Mogelijkheden tot verbetering: De maternale risicofactoren en klinische symptomen kunnen direct (tijdens de beoordeling) een bijdrage leveren aan de inschatting van het risico op een ernstige bacteriële infecties. Hierdoor ontstaat tijdig inzicht in het risico op een early-onset infectie, waardoor onnodig antibioticagebruik kan worden voorkomen.

Validiteit: De richtlijn geeft een instructie t.a.v. maternale risicofactoren en klinische symptomen die een indicatie voor antibiotische behandeling vormen.
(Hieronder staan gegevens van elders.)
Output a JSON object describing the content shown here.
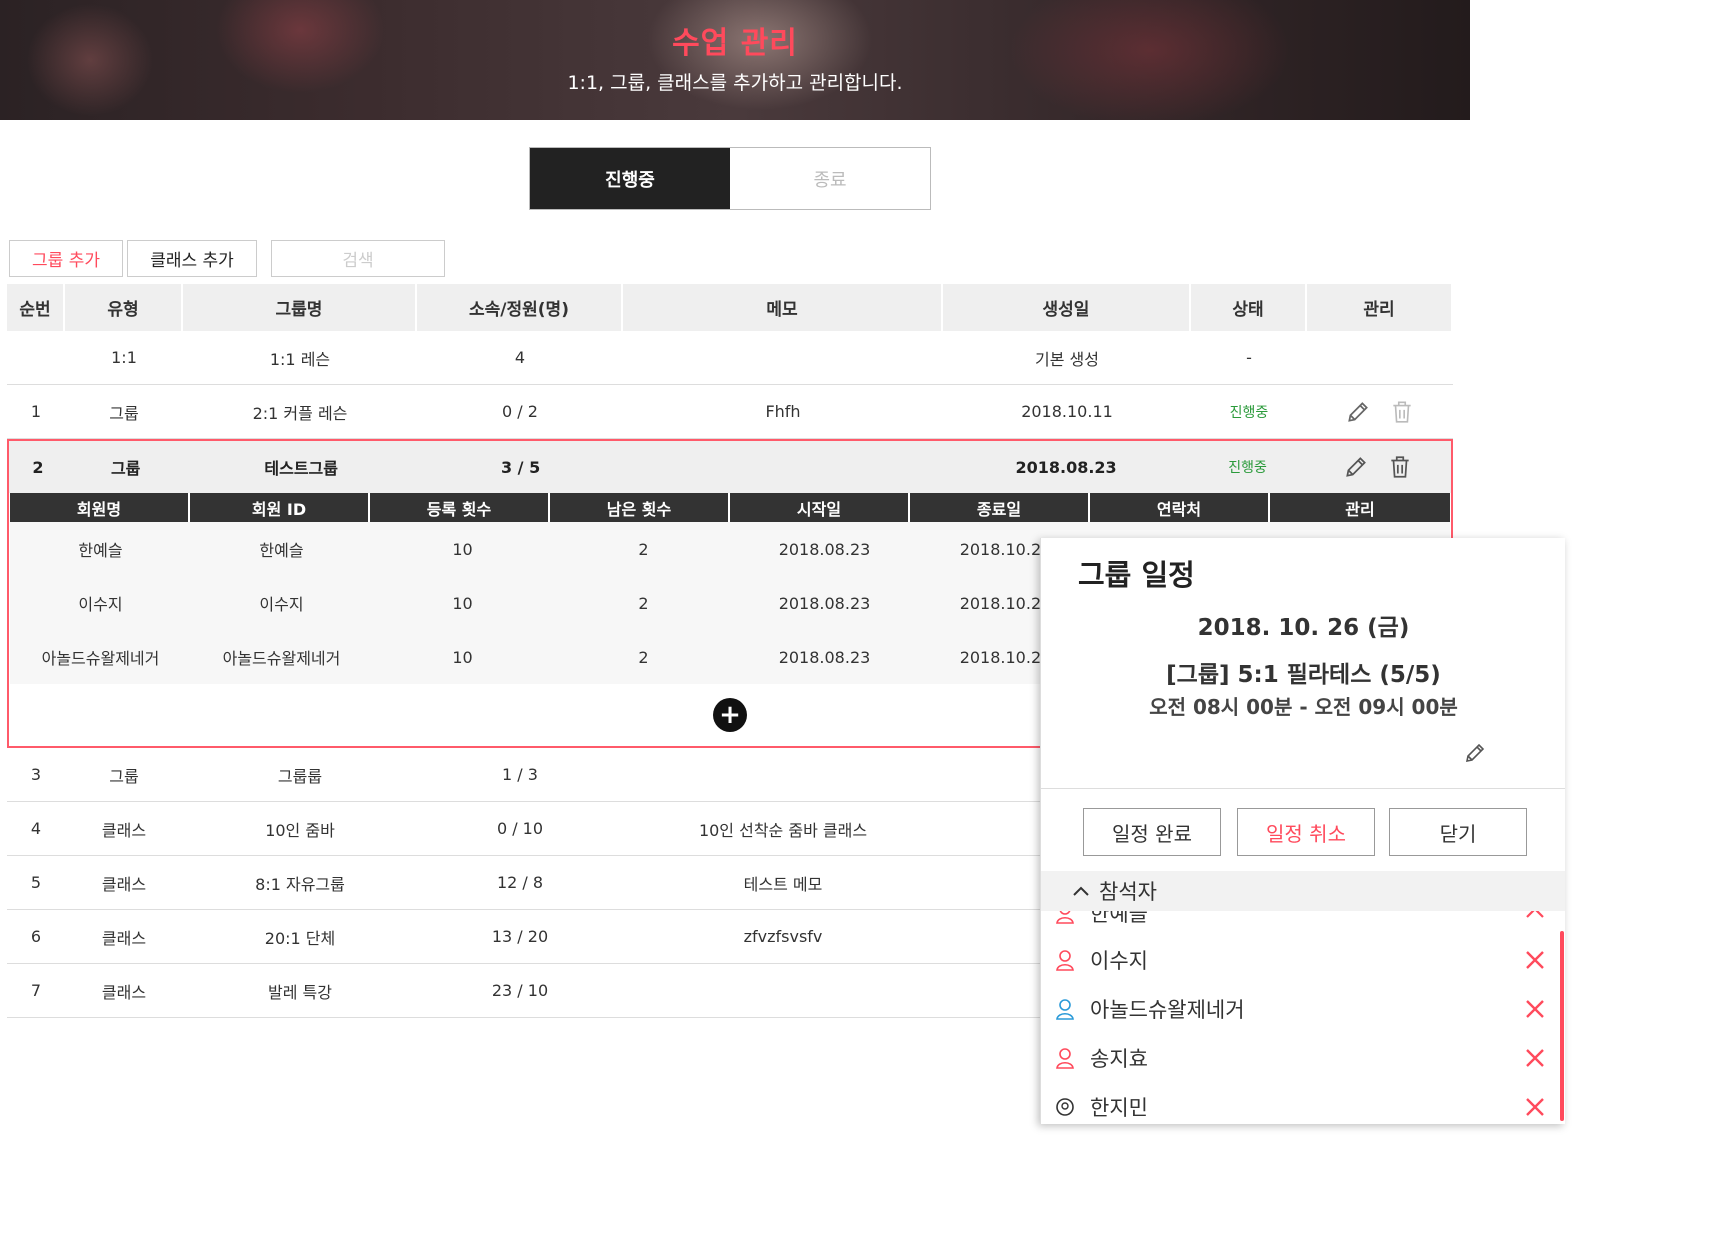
{
  "banner": {
    "title": "수업 관리",
    "subtitle": "1:1, 그룹, 클래스를 추가하고 관리합니다."
  },
  "status_tabs": {
    "active": "진행중",
    "inactive": "종료"
  },
  "actions": {
    "add_group": "그룹 추가",
    "add_class": "클래스 추가",
    "search": "검색"
  },
  "table": {
    "headers": [
      "순번",
      "유형",
      "그룹명",
      "소속/정원(명)",
      "메모",
      "생성일",
      "상태",
      "관리"
    ],
    "rows": [
      {
        "no": "",
        "type": "1:1",
        "name": "1:1 레슨",
        "members": "4",
        "memo": "",
        "created": "기본 생성",
        "status": "-"
      },
      {
        "no": "1",
        "type": "그룹",
        "name": "2:1 커플 레슨",
        "members": "0 / 2",
        "memo": "Fhfh",
        "created": "2018.10.11",
        "status": "진행중"
      },
      {
        "no": "2",
        "type": "그룹",
        "name": "테스트그룹",
        "members": "3 / 5",
        "memo": "",
        "created": "2018.08.23",
        "status": "진행중"
      },
      {
        "no": "3",
        "type": "그룹",
        "name": "그룹룹",
        "members": "1 / 3",
        "memo": "",
        "created": "20"
      },
      {
        "no": "4",
        "type": "클래스",
        "name": "10인 줌바",
        "members": "0 / 10",
        "memo": "10인 선착순 줌바 클래스",
        "created": "20"
      },
      {
        "no": "5",
        "type": "클래스",
        "name": "8:1 자유그룹",
        "members": "12 / 8",
        "memo": "테스트 메모",
        "created": "20"
      },
      {
        "no": "6",
        "type": "클래스",
        "name": "20:1 단체",
        "members": "13 / 20",
        "memo": "zfvzfsvsfv",
        "created": "20"
      },
      {
        "no": "7",
        "type": "클래스",
        "name": "발레 특강",
        "members": "23 / 10",
        "memo": "",
        "created": "20"
      }
    ]
  },
  "sub_table": {
    "headers": [
      "회원명",
      "회원 ID",
      "등록 횟수",
      "남은 횟수",
      "시작일",
      "종료일",
      "연락처",
      "관리"
    ],
    "rows": [
      {
        "name": "한예슬",
        "id": "한예슬",
        "registered": "10",
        "remaining": "2",
        "start": "2018.08.23",
        "end": "2018.10.23"
      },
      {
        "name": "이수지",
        "id": "이수지",
        "registered": "10",
        "remaining": "2",
        "start": "2018.08.23",
        "end": "2018.10.23"
      },
      {
        "name": "아놀드슈왈제네거",
        "id": "아놀드슈왈제네거",
        "registered": "10",
        "remaining": "2",
        "start": "2018.08.23",
        "end": "2018.10.23"
      }
    ]
  },
  "popup": {
    "title": "그룹 일정",
    "date": "2018. 10. 26 (금)",
    "class": "[그룹] 5:1 필라테스 (5/5)",
    "time": "오전 08시 00분 - 오전 09시 00분",
    "btn_complete": "일정 완료",
    "btn_cancel": "일정 취소",
    "btn_close": "닫기",
    "attendees_label": "참석자",
    "attendees": [
      {
        "name": "한예슬",
        "icon": "female-user-icon",
        "color": "#ff4a5c"
      },
      {
        "name": "이수지",
        "icon": "female-user-icon",
        "color": "#ff4a5c"
      },
      {
        "name": "아놀드슈왈제네거",
        "icon": "male-user-icon",
        "color": "#2a9ad8"
      },
      {
        "name": "송지효",
        "icon": "female-user-icon",
        "color": "#ff4a5c"
      },
      {
        "name": "한지민",
        "icon": "unknown-user-icon",
        "color": "#333333"
      }
    ]
  },
  "colors": {
    "accent": "#ff4a5c",
    "status_green": "#2a9a3a",
    "dark": "#222222"
  }
}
Deze indicator kan bijdragen aan een goed beeld van de kwaliteit van zorg voor deze groep kinderen.

Betrouwbaarheid: De betrouwbaarheid van deze indicator is hoog omdat deze kan worden verkregen via een surveillance van de ziekenhuizen met een afdeling

Discriminerend vermogen: Aangezien er variatie in de dagelijkse praktijk bestaat, verwacht de werkgroep dat de indicator voldoende tussen ziekenhuizen discrimineert.

 

Minimale bias / beschrijving relevante case-mix: Problemen ten gevolge van variatie in case-mix zullen zich niet voordoen.

Registreerbaarheid / haalbaarheid registratie / tijdsinvestering: De gegevens voor deze indicator kunnen door middel van een surveillance (telefonische of schriftelijke enquête) op ziekenhuisniveau worden verkregen.